The counsel for the plaintiffs insists upon their right to proceed with the case, because, he alleges, they have obtained a lien or preference, which entitles them to be paid out of the funds attached. There might be some force in this argument, if the defendant had not become insolvent before the judgment; but that fact materially changes the case. Had the plaintiffs gone on, in the ordinary mode, and obtained a judgment against the defendant, they would have been entitled to a preference in being paid by the garnishee, as they would have had a judgment against him ; but as no such judgment was obtained, and the debtor has become insolvent, it has been long settled by this court that no privilege is created. 12 Mart. 32.

It is further said, it may turn out that the application of the defendant to become a bankrupt will be rejected, and that it would be highly injurious to the plaintiffs to have their action dismissed, or their proceedings arrested. This may be true; and as there is no evidence, in this case, that a decree in bankruptcy has ever beén rendered, we think the proceedings should only have been suspended, for a reasonable time, to enable the party to file the decree, when it would be the duty of the plaintiffs to make the assignee a party, upon whose appearance the legal rights of the parties might be settled.

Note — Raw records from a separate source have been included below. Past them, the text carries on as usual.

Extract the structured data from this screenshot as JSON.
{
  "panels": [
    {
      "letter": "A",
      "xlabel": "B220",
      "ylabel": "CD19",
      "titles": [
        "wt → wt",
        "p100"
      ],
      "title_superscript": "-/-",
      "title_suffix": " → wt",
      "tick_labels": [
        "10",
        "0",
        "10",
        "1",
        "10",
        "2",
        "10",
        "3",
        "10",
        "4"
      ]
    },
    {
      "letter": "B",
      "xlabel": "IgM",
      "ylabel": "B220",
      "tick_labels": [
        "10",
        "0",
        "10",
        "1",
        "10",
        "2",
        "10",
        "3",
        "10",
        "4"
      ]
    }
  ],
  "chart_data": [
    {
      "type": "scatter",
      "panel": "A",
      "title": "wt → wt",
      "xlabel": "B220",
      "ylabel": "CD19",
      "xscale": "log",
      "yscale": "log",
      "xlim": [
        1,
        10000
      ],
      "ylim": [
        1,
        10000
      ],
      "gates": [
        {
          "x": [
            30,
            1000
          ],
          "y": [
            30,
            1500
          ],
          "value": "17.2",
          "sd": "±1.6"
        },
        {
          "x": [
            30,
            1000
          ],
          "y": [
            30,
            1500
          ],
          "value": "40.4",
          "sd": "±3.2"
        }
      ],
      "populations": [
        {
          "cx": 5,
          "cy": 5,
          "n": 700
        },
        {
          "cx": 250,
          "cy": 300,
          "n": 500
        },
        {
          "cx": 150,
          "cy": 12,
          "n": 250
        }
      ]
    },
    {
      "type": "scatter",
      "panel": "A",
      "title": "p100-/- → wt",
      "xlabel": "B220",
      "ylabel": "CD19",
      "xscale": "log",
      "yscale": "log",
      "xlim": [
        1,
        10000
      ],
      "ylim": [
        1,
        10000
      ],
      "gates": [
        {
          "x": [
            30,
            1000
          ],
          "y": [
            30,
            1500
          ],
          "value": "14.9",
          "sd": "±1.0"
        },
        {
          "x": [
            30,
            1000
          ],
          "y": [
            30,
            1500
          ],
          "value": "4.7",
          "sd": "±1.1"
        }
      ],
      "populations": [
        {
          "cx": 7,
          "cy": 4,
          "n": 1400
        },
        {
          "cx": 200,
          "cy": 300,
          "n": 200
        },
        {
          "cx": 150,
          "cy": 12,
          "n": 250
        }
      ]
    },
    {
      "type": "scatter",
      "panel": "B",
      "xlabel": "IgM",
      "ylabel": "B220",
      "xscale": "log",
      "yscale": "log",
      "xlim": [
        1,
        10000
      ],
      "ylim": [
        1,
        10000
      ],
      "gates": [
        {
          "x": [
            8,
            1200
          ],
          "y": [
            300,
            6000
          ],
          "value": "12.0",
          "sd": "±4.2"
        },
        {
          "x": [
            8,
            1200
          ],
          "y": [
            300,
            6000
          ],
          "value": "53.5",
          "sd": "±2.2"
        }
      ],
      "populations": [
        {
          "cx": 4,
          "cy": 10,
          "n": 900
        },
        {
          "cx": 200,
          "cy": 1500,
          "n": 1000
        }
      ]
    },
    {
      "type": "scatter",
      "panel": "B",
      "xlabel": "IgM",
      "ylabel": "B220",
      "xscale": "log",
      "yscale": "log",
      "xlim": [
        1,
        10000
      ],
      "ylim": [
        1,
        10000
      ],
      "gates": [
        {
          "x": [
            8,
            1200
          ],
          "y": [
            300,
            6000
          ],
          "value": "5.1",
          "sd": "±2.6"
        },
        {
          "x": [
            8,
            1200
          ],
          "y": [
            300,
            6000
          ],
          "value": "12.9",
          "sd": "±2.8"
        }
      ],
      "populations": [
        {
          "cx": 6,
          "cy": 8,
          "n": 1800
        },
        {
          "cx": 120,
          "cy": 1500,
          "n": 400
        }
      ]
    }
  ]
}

We cannot imagine any step likely to produce more confusion, than permitting a course like the present to be pursued. The creditors and debtor both reside in the same city. The former finding the latter on the eve of bankruptcy, despatch the evidence of their debt to a distant state, where the debtor has property; sue out an attachment, and claim an exemption from the proceedings in bankruptcy, which are pending at their own door. The bankrupt law would be any thing but uniform, if such proceedings were tolerated. •

*462We think the District Judge erred in not sustaining the defendant’s exception, in part; and in proceeding to give judgment in favor of the plaintiffs.

The judgment of the District Court, is, therefore, reversed, and the cause remanded, with directions to the judge to suspend proceedings in-it, until the decree in bankruptcy, if one has or shall-be obtained, be filed ; and upon the production of it, and on the assignee being made a party; to proceed according to law and the principles herein expressed ; the appellees paying the costs of this appeal.